9, Project of ZHANG Jiayi’s Laboratory(张嘉漪, 脑科学研究院):Wireless control of brain circuit activity
Activities in the brain circuit reflect and control the sensory, motor and emotional behaviors of human being. Optogenetics is a novel technology that enabled us to precisely manipulate the activities, therefore interfere with behaviors. Our laboratory have been using optogenetics to study how our visual system develops, and demonstrated the importance of timing in activities. We aim to develop a simple wireless system to manipulate activities in the visual system based on optogenetics technology. We will also use the system to study whether it is possible to mimic direction-selective function by manipulating direction-selective brain circuit activity in dark.
10, Project of DONG Yi’s Laboratory(董毅,医学神经生物学国家重点实验室): The mechanism of the interaction of multiple neurotransmitters in the neural circuits of depression mice
Most research in the depression field focused on the monoamine theory of depression and the neural circuits in hippocampus and frontal cortex. While recent studies found that glutamatergic system, serotonergic system and the dopamine system were involved in depressive disorders. And there was the increasing realization that the dopamine system in the VTA-NAc reward circuit had a crucial role in depression. However, the interactions of these neurotransmitter systems in neural circuits were still unclear. In this project, we will study the function of 5-HTergic projection from DR and the glutamatergic projection from BLA in the VTA and NAc of social-defeat stress mice by using behavioral, electrophysiological, biochemical and pharmacological methods. The results may provide improtant clues for understanding the interactions of these neurotransmitter systems in neural circuits and provide effective clues for the development of new drugs.
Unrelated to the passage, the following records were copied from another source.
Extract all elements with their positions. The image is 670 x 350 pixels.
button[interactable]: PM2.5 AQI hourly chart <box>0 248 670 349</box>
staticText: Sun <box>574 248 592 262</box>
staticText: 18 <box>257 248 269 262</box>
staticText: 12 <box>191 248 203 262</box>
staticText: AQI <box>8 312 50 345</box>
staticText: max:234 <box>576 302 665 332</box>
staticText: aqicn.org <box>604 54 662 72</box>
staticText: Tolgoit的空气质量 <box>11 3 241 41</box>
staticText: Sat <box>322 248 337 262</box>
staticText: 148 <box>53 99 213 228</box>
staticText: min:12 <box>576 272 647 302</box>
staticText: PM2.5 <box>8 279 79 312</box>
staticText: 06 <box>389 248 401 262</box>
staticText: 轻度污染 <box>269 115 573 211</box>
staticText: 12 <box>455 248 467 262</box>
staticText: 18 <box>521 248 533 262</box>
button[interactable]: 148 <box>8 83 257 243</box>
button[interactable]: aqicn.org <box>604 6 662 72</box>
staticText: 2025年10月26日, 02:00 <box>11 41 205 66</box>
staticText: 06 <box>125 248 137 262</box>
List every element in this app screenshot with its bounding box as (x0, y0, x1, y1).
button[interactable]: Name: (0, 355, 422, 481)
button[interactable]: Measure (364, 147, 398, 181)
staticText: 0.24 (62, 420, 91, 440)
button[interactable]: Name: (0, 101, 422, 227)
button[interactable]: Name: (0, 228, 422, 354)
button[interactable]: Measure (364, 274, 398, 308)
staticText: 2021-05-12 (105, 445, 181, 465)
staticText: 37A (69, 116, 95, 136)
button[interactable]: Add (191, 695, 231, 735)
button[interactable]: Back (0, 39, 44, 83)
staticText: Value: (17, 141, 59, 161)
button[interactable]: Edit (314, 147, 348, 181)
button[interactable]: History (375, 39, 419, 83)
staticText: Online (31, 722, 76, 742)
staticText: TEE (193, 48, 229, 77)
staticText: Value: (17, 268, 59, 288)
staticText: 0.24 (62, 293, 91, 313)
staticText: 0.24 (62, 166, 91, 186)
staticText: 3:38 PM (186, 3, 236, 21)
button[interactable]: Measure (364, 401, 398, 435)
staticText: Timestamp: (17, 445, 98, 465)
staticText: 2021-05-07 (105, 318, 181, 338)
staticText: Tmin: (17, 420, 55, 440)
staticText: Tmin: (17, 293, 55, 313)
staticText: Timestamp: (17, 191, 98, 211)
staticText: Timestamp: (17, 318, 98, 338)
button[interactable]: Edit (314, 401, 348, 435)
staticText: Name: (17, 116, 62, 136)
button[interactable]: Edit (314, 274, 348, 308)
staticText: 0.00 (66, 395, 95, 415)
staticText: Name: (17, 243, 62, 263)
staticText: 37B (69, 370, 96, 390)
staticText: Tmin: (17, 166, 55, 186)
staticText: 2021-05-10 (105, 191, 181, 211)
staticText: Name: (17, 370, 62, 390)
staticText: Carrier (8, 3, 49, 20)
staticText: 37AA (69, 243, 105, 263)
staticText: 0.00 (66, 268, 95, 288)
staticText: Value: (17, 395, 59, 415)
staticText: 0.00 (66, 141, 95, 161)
11, Project of LAI Bin’s Laboratory(来宾, 医学神经生物学国家重点实验室):The influence and mechanism of morphine on neuronal dendritic spines in different brain regions of reward neural circuits
Pioids can lead to the reward neural circuits function remodeling, this remodeling including synaptic function remodeling and neuron morphological remodeling. The neuron dendritic spines reduce of reward neural circuits related brain regions caused by chronic morphine application is an important performance of neuronal morphological remodeling. However, existing studies only described this phenomena,its mechanism and role in morphine addiction remains unclear. In this project we will study the impact of morphine application on reward neural circuits neuron dendritic spines from multiple perspectives, such as different brain regions, different projection direction, different types of neurons as well as different types of dendritic spines; To explore the role of neurotransmitter and it's receptor in neuron dendritic spines reduce and it's molecular mechanism; To find effective methods or targets to reverse morphine induced neuron dendritic spines reduce and illuminate the role of reward neural circuits neuron dendritic spines reduce in morphine addiction.